All directories referred to in the next section are relative to <jboss-home> i.e top directory of the JBoss installation. As shown in Figure 2.1. directories are the following:
All the binaries included with JBoss distribution are located in this directory. Using the Batch (Windows) or Shell (UNIX) scripts here, you can start the server. You can also run the EJX deployment descriptor editor by double-clicking on it (if your platform supports that) or issuing the command: java -jar ejx.jar
The two directories contain java libraries in jar and zip format that JBoss uses. There is a split between those libraries which had to be in the system classpath (.ie jars in lib directory) vs the other ones in lib/ext directory that are made available to the JBoss server MLet based classloader.
If there is a need to add some java libraries to JBoss, for example jdbc driver jars, these should be dropped in lib/ext directory and will be picked up by JBoss automatically.
Directory containing hypersonic and instantdb databases related files (configuration files, indexing tables etc ) as well as JBossMQ - JMS provider message queue files.
This is JBoss's deployment directory. Just drop your jars here and they will be deployed automatically.

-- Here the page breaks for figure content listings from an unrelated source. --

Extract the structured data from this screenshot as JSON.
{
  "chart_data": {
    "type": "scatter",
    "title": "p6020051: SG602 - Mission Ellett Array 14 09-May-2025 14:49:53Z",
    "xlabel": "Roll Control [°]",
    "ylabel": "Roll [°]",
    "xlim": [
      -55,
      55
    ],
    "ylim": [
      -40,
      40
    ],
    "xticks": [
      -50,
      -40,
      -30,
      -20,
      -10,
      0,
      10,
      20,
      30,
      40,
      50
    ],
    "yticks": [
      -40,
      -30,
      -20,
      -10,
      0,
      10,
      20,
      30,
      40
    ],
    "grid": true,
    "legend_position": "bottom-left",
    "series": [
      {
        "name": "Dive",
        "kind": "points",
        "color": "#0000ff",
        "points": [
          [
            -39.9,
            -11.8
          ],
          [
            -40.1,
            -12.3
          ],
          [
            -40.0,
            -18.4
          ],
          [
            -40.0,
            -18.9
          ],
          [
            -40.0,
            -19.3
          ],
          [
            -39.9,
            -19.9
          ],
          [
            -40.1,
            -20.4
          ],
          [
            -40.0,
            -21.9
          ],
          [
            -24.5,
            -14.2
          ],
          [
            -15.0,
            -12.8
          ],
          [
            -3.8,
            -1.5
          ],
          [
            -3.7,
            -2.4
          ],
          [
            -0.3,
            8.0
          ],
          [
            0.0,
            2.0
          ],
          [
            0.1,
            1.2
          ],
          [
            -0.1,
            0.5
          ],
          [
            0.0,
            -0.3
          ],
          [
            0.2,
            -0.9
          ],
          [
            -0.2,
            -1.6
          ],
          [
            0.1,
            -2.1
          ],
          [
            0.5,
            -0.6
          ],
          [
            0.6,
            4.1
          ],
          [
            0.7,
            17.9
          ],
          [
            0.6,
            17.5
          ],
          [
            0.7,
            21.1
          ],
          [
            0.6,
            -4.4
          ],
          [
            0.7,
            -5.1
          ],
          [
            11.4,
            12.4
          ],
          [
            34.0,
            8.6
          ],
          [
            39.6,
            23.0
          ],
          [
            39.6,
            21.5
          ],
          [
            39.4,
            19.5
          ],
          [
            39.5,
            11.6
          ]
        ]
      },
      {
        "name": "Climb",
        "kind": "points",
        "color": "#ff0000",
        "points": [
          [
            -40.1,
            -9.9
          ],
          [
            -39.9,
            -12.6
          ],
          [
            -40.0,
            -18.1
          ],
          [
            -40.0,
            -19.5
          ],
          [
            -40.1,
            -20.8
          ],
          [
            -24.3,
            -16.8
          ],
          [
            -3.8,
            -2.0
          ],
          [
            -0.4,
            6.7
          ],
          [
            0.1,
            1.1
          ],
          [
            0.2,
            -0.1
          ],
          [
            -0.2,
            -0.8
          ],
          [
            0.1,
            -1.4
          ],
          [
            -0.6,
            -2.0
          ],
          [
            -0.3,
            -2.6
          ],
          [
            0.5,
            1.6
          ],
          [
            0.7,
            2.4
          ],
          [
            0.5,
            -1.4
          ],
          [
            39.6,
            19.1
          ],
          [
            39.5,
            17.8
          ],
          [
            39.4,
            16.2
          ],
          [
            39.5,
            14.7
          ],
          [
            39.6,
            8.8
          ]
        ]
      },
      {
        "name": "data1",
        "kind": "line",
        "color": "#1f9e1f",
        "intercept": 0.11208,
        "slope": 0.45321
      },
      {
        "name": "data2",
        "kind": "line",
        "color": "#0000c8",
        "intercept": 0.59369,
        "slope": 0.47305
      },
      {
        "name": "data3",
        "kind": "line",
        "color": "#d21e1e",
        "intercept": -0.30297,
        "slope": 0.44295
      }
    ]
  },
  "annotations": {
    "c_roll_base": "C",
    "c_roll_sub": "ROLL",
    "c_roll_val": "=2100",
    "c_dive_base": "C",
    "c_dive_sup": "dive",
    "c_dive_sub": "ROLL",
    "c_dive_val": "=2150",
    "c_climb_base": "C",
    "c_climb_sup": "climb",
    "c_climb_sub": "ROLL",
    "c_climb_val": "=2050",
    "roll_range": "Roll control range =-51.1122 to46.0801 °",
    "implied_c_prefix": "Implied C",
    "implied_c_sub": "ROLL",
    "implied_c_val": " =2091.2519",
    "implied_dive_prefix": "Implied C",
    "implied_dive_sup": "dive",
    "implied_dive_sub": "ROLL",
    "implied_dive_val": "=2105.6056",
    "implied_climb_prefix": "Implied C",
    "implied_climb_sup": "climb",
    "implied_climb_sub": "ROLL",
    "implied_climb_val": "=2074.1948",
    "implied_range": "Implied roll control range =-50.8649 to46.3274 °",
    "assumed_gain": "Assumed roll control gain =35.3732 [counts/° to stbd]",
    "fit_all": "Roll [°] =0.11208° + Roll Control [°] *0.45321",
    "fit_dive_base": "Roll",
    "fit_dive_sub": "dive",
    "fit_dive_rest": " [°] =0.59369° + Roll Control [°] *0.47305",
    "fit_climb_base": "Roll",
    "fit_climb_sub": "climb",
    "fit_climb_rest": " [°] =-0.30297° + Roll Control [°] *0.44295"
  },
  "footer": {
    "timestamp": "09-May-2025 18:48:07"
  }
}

JBoss log files are located in this directory. File logging is turned on by default.
JBoss configuration set(s) are located here. By default there is only one configuration set - "default". Adding more than one configuration set is permitted. See the section called “Configuration files” for more details.
Libraries required for clients are in the client directory. A typical client requires jboss-client.jar, jbosssx-client.jar, jaas.jar, jnp-client.jar, ejb.jar, and jta-spec1_0_1.jar. If you client is not running JDK 1.3, it will require jndi.jar as well. If you are going to be using JBossMQ JMS provider you will also need jbossmq-client.jar.